The f-stop (aperture) of a lens determines how much light passes through it to the camera chip. In simple terms, the lower the f-stop, the more light passes through the lens, although the lens’ manufacture and quality also affects the amount of light that can pass through it. The table shows the impact of using different aperture lenses in a network video system (· = a full f-stop):

For most camera sensors, the lower the f-stop of a lens, the more light will pass to the sensor. For a zoom lens, the best f-stop is only achievable at the wide setting. As the lens is zoomed, the aperture closes. This affects how much light is needed on scene to produce good images at low light levels.

Transmission:

The efficiency of a lens is measured by its transmission. Passing through the lens, some of the light will be lost as a result of the lens material, thickness, and coating characteristics. A lens with a higher efficiency will pass a higher percentage of the light. Whilst the f-stop of a lens describes how much light the lens will pass, it is not a measure of its overall efficiency.

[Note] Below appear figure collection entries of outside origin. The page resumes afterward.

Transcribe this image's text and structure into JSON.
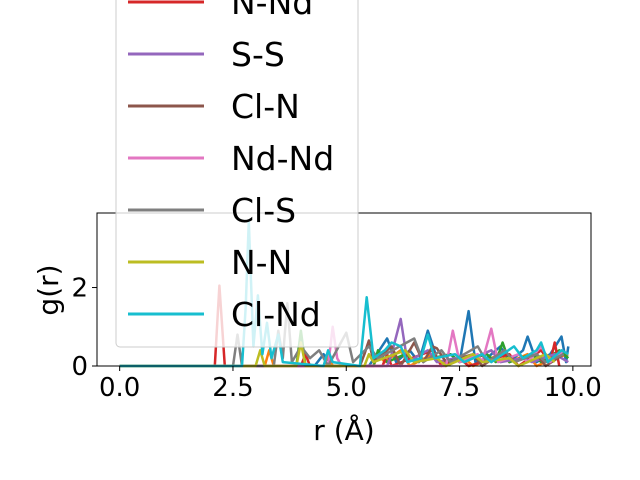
{
  "chart_data": {
    "type": "line",
    "title": "",
    "xlabel": "r (Å)",
    "ylabel": "g(r)",
    "xlim": [
      -0.5,
      10.4
    ],
    "ylim": [
      0,
      3.9
    ],
    "xticks": [
      "0.0",
      "2.5",
      "5.0",
      "7.5",
      "10.0"
    ],
    "yticks": [
      "0",
      "2"
    ],
    "grid": false,
    "legend_position": "upper-left, overflowing above the plot area",
    "legend": [
      "N-Nd",
      "S-S",
      "Cl-N",
      "Nd-Nd",
      "Cl-S",
      "N-N",
      "Cl-Nd"
    ],
    "series": [
      {
        "color": "#1f77b4",
        "points": [
          [
            0,
            0
          ],
          [
            4.3,
            0
          ],
          [
            4.5,
            0.3
          ],
          [
            4.7,
            0
          ],
          [
            5.5,
            0
          ],
          [
            5.9,
            0.7
          ],
          [
            6.1,
            0.1
          ],
          [
            6.4,
            0.4
          ],
          [
            6.6,
            0.1
          ],
          [
            6.8,
            0.9
          ],
          [
            7.0,
            0.2
          ],
          [
            7.3,
            0.3
          ],
          [
            7.5,
            0.1
          ],
          [
            7.7,
            1.4
          ],
          [
            7.85,
            0.1
          ],
          [
            8.1,
            0.2
          ],
          [
            8.4,
            0.5
          ],
          [
            8.6,
            0.1
          ],
          [
            8.9,
            0.4
          ],
          [
            9.0,
            0.75
          ],
          [
            9.2,
            0.1
          ],
          [
            9.5,
            0.3
          ],
          [
            9.75,
            0.75
          ],
          [
            9.85,
            0.1
          ],
          [
            9.9,
            0.5
          ]
        ]
      },
      {
        "color": "#ff7f0e",
        "points": [
          [
            0,
            0
          ],
          [
            3.2,
            0
          ],
          [
            3.3,
            0.4
          ],
          [
            3.4,
            0
          ],
          [
            4.5,
            0
          ],
          [
            4.6,
            0.3
          ],
          [
            4.7,
            0
          ],
          [
            5.6,
            0
          ],
          [
            5.7,
            0.3
          ],
          [
            5.85,
            0.1
          ],
          [
            6.2,
            0.4
          ],
          [
            6.4,
            0
          ],
          [
            6.9,
            0.3
          ],
          [
            7.1,
            0.1
          ],
          [
            7.6,
            0.2
          ],
          [
            7.8,
            0
          ],
          [
            8.4,
            0.3
          ],
          [
            8.6,
            0.1
          ],
          [
            9.0,
            0.3
          ],
          [
            9.2,
            0
          ],
          [
            9.6,
            0.2
          ],
          [
            9.9,
            0.3
          ]
        ]
      },
      {
        "color": "#2ca02c",
        "points": [
          [
            0,
            0
          ],
          [
            3.9,
            0
          ],
          [
            4.0,
            0.9
          ],
          [
            4.1,
            0
          ],
          [
            5.6,
            0
          ],
          [
            5.7,
            0.4
          ],
          [
            5.9,
            0.1
          ],
          [
            6.3,
            0.3
          ],
          [
            6.5,
            0.1
          ],
          [
            7.3,
            0.3
          ],
          [
            7.5,
            0.1
          ],
          [
            8.1,
            0.3
          ],
          [
            8.3,
            0.1
          ],
          [
            8.45,
            0.6
          ],
          [
            8.6,
            0.1
          ],
          [
            9.1,
            0.3
          ],
          [
            9.3,
            0.1
          ],
          [
            9.7,
            0.4
          ],
          [
            9.9,
            0.2
          ]
        ]
      },
      {
        "color": "#d62728",
        "points": [
          [
            0,
            0
          ],
          [
            2.1,
            0
          ],
          [
            2.2,
            2.05
          ],
          [
            2.32,
            0
          ],
          [
            4.0,
            0
          ],
          [
            4.1,
            0.3
          ],
          [
            4.2,
            0
          ],
          [
            5.8,
            0
          ],
          [
            5.9,
            0.3
          ],
          [
            6.0,
            0
          ],
          [
            6.9,
            0.4
          ],
          [
            7.1,
            0
          ],
          [
            7.5,
            0.2
          ],
          [
            7.7,
            0
          ],
          [
            8.6,
            0.3
          ],
          [
            8.8,
            0
          ],
          [
            9.3,
            0.4
          ],
          [
            9.5,
            0.1
          ],
          [
            9.6,
            0.6
          ],
          [
            9.7,
            0
          ]
        ]
      },
      {
        "color": "#9467bd",
        "points": [
          [
            0,
            0
          ],
          [
            5.9,
            0
          ],
          [
            6.0,
            0.3
          ],
          [
            6.2,
            1.2
          ],
          [
            6.35,
            0.1
          ],
          [
            6.8,
            0.4
          ],
          [
            7.0,
            0.1
          ],
          [
            7.4,
            0.2
          ],
          [
            7.6,
            0.1
          ],
          [
            8.2,
            0.4
          ],
          [
            8.4,
            0.1
          ],
          [
            8.9,
            0.2
          ],
          [
            9.1,
            0.1
          ],
          [
            9.6,
            0.3
          ],
          [
            9.9,
            0.1
          ]
        ]
      },
      {
        "color": "#8c564b",
        "points": [
          [
            0,
            0
          ],
          [
            5.3,
            0
          ],
          [
            5.4,
            0.3
          ],
          [
            5.5,
            0.65
          ],
          [
            5.6,
            0.1
          ],
          [
            6.0,
            0.5
          ],
          [
            6.2,
            0
          ],
          [
            6.5,
            0.6
          ],
          [
            6.7,
            0.1
          ],
          [
            6.9,
            0.5
          ],
          [
            7.0,
            0.45
          ],
          [
            7.2,
            0.1
          ],
          [
            7.8,
            0.3
          ],
          [
            8.0,
            0
          ],
          [
            8.5,
            0.4
          ],
          [
            8.7,
            0.1
          ],
          [
            9.2,
            0.3
          ],
          [
            9.4,
            0
          ],
          [
            9.8,
            0.3
          ]
        ]
      },
      {
        "color": "#e377c2",
        "points": [
          [
            0,
            0
          ],
          [
            4.6,
            0
          ],
          [
            4.7,
            1.0
          ],
          [
            4.8,
            0.2
          ],
          [
            4.9,
            0
          ],
          [
            7.2,
            0
          ],
          [
            7.35,
            0.9
          ],
          [
            7.5,
            0.1
          ],
          [
            7.9,
            0.3
          ],
          [
            8.0,
            0.1
          ],
          [
            8.2,
            0.95
          ],
          [
            8.35,
            0.1
          ],
          [
            8.8,
            0.3
          ],
          [
            9.0,
            0.1
          ],
          [
            9.3,
            0.5
          ],
          [
            9.5,
            0.1
          ],
          [
            9.8,
            0.4
          ]
        ]
      },
      {
        "color": "#7f7f7f",
        "points": [
          [
            0,
            0
          ],
          [
            2.5,
            0
          ],
          [
            2.6,
            0.8
          ],
          [
            2.7,
            0
          ],
          [
            3.4,
            0
          ],
          [
            3.5,
            0.9
          ],
          [
            3.6,
            0.2
          ],
          [
            3.7,
            1.6
          ],
          [
            3.8,
            0.1
          ],
          [
            4.0,
            0.5
          ],
          [
            4.2,
            0.2
          ],
          [
            4.4,
            0.4
          ],
          [
            4.6,
            0
          ],
          [
            5.0,
            0.85
          ],
          [
            5.15,
            0.1
          ],
          [
            5.5,
            0.5
          ],
          [
            5.7,
            0.2
          ],
          [
            6.5,
            0.7
          ],
          [
            6.7,
            0.1
          ],
          [
            7.1,
            0.4
          ],
          [
            7.3,
            0.1
          ],
          [
            7.9,
            0.5
          ],
          [
            8.1,
            0.1
          ],
          [
            8.5,
            0.4
          ],
          [
            8.7,
            0.1
          ],
          [
            9.2,
            0.3
          ],
          [
            9.4,
            0.1
          ],
          [
            9.8,
            0.3
          ]
        ]
      },
      {
        "color": "#bcbd22",
        "points": [
          [
            0,
            0
          ],
          [
            3.0,
            0
          ],
          [
            3.1,
            0.4
          ],
          [
            3.2,
            0
          ],
          [
            3.9,
            0
          ],
          [
            4.0,
            0.6
          ],
          [
            4.1,
            0
          ],
          [
            5.4,
            0
          ],
          [
            5.5,
            0.3
          ],
          [
            5.6,
            0.1
          ],
          [
            6.3,
            0.4
          ],
          [
            6.5,
            0.1
          ],
          [
            7.0,
            0.2
          ],
          [
            7.2,
            0
          ],
          [
            7.8,
            0.3
          ],
          [
            8.0,
            0.1
          ],
          [
            8.6,
            0.2
          ],
          [
            8.8,
            0
          ],
          [
            9.4,
            0.3
          ],
          [
            9.6,
            0.1
          ]
        ]
      },
      {
        "color": "#17becf",
        "points": [
          [
            0,
            0
          ],
          [
            2.7,
            0
          ],
          [
            2.78,
            1.5
          ],
          [
            2.85,
            3.7
          ],
          [
            2.95,
            0.5
          ],
          [
            3.05,
            1.8
          ],
          [
            3.15,
            0.3
          ],
          [
            3.25,
            1.1
          ],
          [
            3.35,
            0.2
          ],
          [
            3.5,
            0.8
          ],
          [
            3.6,
            0.1
          ],
          [
            4.5,
            0
          ],
          [
            4.6,
            0.4
          ],
          [
            4.7,
            0.1
          ],
          [
            5.3,
            0
          ],
          [
            5.45,
            1.75
          ],
          [
            5.6,
            0.2
          ],
          [
            5.85,
            0.4
          ],
          [
            6.0,
            0.6
          ],
          [
            6.2,
            0.5
          ],
          [
            6.35,
            0.1
          ],
          [
            6.65,
            0.2
          ],
          [
            6.8,
            0.8
          ],
          [
            6.95,
            0.2
          ],
          [
            7.4,
            0.3
          ],
          [
            7.6,
            0.1
          ],
          [
            8.0,
            0.3
          ],
          [
            8.2,
            0.1
          ],
          [
            8.7,
            0.5
          ],
          [
            8.9,
            0.2
          ],
          [
            9.2,
            0.4
          ],
          [
            9.3,
            0.6
          ],
          [
            9.45,
            0.1
          ],
          [
            9.75,
            0.4
          ],
          [
            9.9,
            0.3
          ]
        ]
      }
    ]
  }
}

The transmission of a lens changes with wavelength. For example, one lens may pass 95% of visible light and 80% at 850 nm infrared, while another may pass 95% of visible light and 50% at 850 nm infrared. When specifying the lens, consider the wavelength of light it will be used with. Also note that glass lenses tend to be more efficient than plastic lenses.

Corrected lenses:

• Infrared corrected lenses:

  Infrared corrected lenses are designed to remove the problem of focus shift between day and night light, using specialist glass and coating technology to minimize light dispersion. Focus shift is caused by the different wavelengths of light. Each individual wavelength focuses at a different point after passing through the lens.

• Color corrected lenses:

  Light sources, including the sun, produce a broad spectrum of lighting. White light is simply the range of the lighting spectrum visible to humans. As a result, a lens must control which light passes through to the camera, so as to create an image accurate to the images perceived by the human eye. Many cheap lenses do not efficiently match their color passing with the visible spectrum, so they provide inaccurate color images. Color corrected lenses pass only visible light and focus each individual color at the same point, providing true color and sharp images.

  Most color corrected lenses are not suitable for use with infrared lighting, although there are some exceptions.